You have to look beyond the weight loss to decide whether McConaughey’s performance is as astonishing as it’s cracked up to be. There’s no doubt he’s visually extraordinary. He lost forty-seven pounds and the resulting image – thanks to the sleek, perma-tanned way McConaughey used to look – is that of a wasted Marlboro Man. I found myself particularly admiring some of the quieter bits in his portrait of Ron Woodroof – like a dinner with Eve Saks, the sympathetic woman doctor from the Dallas hospital, or Ron’s reaction to the news of Rayon’s death (a light goes out in McConaughey’s eyes) or the guttural sounds that come out of him at one point, as Ron sits alone in his car. His playing of the homecoming scene after Ron has lost his law suit against the FDA is very fine, even if this kind of heartwarming lost-the-legal-battle-but-won-the-moral-war climax feels too familiar. More largely, Matthew McConaughey is highly effective at suggesting someone whose life acquires a new focus and energy through adversity. A bit like McConaughey’s own career: you’re always conscious not only of his acting but also of his excitement at playing a role that neither he nor the audience could have imagined his doing until very recently.

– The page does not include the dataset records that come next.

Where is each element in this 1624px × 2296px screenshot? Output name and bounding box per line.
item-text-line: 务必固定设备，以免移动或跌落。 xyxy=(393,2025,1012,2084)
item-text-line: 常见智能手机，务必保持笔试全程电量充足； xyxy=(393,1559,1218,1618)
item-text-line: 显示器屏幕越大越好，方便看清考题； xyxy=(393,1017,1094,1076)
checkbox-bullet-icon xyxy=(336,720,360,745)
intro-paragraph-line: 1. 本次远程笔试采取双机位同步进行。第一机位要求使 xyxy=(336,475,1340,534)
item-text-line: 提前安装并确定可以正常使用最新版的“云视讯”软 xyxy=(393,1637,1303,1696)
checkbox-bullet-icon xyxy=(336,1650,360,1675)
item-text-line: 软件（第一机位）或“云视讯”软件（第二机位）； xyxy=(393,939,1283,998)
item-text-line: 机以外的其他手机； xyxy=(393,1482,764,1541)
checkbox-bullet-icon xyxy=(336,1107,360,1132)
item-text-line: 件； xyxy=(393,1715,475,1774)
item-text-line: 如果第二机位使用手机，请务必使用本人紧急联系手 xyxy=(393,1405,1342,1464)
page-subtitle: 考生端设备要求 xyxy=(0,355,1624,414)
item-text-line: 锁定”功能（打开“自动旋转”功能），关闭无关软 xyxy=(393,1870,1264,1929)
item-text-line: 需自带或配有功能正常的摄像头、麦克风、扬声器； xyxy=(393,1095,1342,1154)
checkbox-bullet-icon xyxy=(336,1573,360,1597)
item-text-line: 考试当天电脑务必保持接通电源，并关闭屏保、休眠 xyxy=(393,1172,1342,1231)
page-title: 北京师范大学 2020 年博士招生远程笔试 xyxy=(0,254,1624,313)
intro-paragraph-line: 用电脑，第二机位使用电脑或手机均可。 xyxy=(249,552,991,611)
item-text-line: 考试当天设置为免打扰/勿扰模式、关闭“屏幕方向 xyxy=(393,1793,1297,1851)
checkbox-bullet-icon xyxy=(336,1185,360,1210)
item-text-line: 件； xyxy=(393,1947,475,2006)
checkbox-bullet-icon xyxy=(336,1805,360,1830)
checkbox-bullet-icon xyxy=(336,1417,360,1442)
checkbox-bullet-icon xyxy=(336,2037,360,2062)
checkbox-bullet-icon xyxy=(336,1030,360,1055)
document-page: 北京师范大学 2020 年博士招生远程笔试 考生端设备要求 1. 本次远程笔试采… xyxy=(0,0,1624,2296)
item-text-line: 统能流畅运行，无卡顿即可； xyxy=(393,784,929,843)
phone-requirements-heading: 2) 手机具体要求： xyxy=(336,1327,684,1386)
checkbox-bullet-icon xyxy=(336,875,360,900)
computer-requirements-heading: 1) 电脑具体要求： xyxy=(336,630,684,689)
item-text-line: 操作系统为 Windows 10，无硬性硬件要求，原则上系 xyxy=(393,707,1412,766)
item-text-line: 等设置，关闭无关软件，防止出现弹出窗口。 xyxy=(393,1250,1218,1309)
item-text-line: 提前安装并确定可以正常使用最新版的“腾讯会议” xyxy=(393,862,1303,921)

He’s now clear favourite for the Oscar (although I wouldn’t rule out Leonardo DiCaprio).

Jared Leto is sweeping the Supporting Actor awards board in America for his playing of Raymond/Rayon. This could be for the wrong – spectacular casting against type – reasons but Leto shows plenty of emotional variety and has absorbed the gestures and personality of Rayon very fully. You’re never so aware of this as in the scene in which Raymond is dressed in men’s clothes for a begging-for-funds interview with his disapproving father. Raymond is a reduced human being here; he’s realised as a woman in a way he can’t be as a man. Jennifer Garner does well as Eve Saks, although the writing of the character – who’s an invention – is uninspired. There are good performances in smaller roles from Griffin Dunne as the struck-off doctor in Mexico and Steve Zahn as Ron’s police officer friend.